Hi, I am using PYNQ-Z1 and I am having a weird problem. I created a system that uses DMA. Every time I try to complete an operation using some functions (I created functions to utilize PL resources), it seems like the time library needs to be imported over and over again. Moreover, the problem only occurs for the time library. Does anyone know why this is happening? Here is one of the functions that I made:
def Conv1D(channel_in, channel_out, frame_size_x, frame_size_y, frame_length, data, weight, bias):
"""
A function to perform 1D convolution. The data should comply with the Conv2D output structure.
:param frame_size_x: The size of data in x axis
:param frame_size_y: The size of data in y axis
:param frame_length: Data depth
:param channel_in: Number of input channels
:param channel_out: Number of output channels
:param data: Input data, scaled to 16 dec fixed point
:param weight: Weight values, scaled to 16 dec fixed point
:param bias: Bias values, scaled to 16 dec fixed point
"""
# Check whether the data dimension is valid
assert (frame_size_x%2 == 0), "frame_size_x is odd. Size must be an even number. Pad the data if possible."
assert (frame_size_y%2 == 0), "frame_size_y is odd. Size must be an even number. Pad the data if possible."
assert (frame_size_x == frame_size_y), "frame_size_x does not comply with frame_size_y."
assert (frame_length%2 == 0), "frame_length is odd. Size must be an even number. Pad the data if possible."
assert (weight.shape == (3,1,1,channel_in,channel_out)), f"weight structure does not match the data. Given: {weight.shape}, must be: (3,1,1,{channel_in},{channel_out})."
assert (bias.shape == (channel_out,)), f"Bias structure does not match the data. Given: {bias.shape}, must be: ({channel_out})."
# Calculate memory allocation size
channel_in_size = 4*(frame_size_x//2-1)*(frame_size_y//2-1)*frame_length
channel_out_size = 4*(frame_size_x//2-1)*(frame_size_y//2-1)*(frame_length-2)
assert (data.shape == (channel_in, channel_in_size)), f"Data dimension does not match the describing arguments. Given: ({data.shape[0]},{data.shape[1]}), must be: ({channel_in}, {channel_in_size})."
# Initialize PL for 1D process
set_PL_1D(frame_size=((frame_size_x//2-1)*(frame_size_y//2-1)), frame_length=frame_length)
# Allocate memory
input_buffer = allocate(shape=(channel_in_size), dtype=np.int32)
output_list = np.zeros(shape=(channel_out,channel_out_size), dtype=np.int32)
psum_buffer = allocate(shape=(channel_out_size), dtype=np.int32)

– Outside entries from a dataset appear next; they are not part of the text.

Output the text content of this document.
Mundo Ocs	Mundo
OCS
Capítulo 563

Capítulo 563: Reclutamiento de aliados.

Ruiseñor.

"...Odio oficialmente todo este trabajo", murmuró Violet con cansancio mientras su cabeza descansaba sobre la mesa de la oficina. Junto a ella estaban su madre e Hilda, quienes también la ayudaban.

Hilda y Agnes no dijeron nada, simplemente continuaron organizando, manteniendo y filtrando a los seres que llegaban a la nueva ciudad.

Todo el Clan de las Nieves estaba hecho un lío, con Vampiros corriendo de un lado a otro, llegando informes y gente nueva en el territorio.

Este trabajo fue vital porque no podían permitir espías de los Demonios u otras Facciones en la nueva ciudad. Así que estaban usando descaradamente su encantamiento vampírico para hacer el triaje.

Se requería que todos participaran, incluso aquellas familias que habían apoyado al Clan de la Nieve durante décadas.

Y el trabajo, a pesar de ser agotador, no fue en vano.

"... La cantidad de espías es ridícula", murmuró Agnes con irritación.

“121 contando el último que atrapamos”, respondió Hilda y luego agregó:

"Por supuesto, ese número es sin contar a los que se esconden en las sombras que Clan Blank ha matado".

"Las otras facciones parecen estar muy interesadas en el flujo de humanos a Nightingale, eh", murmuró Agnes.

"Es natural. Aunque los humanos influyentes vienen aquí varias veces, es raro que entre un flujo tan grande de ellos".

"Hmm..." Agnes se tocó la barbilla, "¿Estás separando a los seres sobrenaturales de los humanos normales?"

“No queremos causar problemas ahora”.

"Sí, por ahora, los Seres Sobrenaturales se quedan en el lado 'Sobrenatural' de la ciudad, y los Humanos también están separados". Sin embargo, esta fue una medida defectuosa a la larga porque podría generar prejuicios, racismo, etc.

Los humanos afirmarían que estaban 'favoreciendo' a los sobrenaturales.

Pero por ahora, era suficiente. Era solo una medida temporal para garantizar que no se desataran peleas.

# Initialize output values with biases
for ch_out in range(channel_out):
output_list[ch_out] += bias[ch_out]
print("Data and buffer initialization done. Process is starting ...")
time_consumed = 0
# Initialize time information variables
PL_time = 0
tic = 0
toc = 0
for ch_in in range (channel_in):
# Fetch input data
input_buffer[:] = data[ch_in][:]
for ch_out in range (channel_out):
# Start timer
tic = time.perf_counter()
# Fetch weight values
weight_list = []
for i in range(3):
weight_list.append(np.int32(weight[i][0][0][ch_in][ch_out]))
W_1D_array[:] = weight_list[:]
# Start routine
err_time = time.perf_counter()
dma_send.transfer(input_buffer)
dma_recv.transfer(psum_buffer)
# Wait until process done
while not(dma.register_map.MM2S_DMASR.Idle & dma.register_map.S2MM_DMASR.Idle):
assert ((time.perf_counter() - err_time) < 2.), f"DMA Timeout. send_idle:{dma.register_map.MM2S_DMASR.Idle}, recv_idle: {dma.register_map.S2MM_DMASR.Idle}"
pass
toc = time.perf_counter()
PL_time = (toc-tic)
# Accumulate Partial Sum
output_list[ch_out] += psum_buffer
# Stop timer
toc = time.perf_counter()
time_consumed = time_consumed + (toc-tic)
print(f"Channel input:{ch_in}, process time consumed:{time_consumed}")
# Apply ReLU at the end of the process
output_list = np.clip(output_list, 0., None)
# Delete unecessary memory allocations and return
del input_buffer, psum_buffer
return (output_list, time_consumed)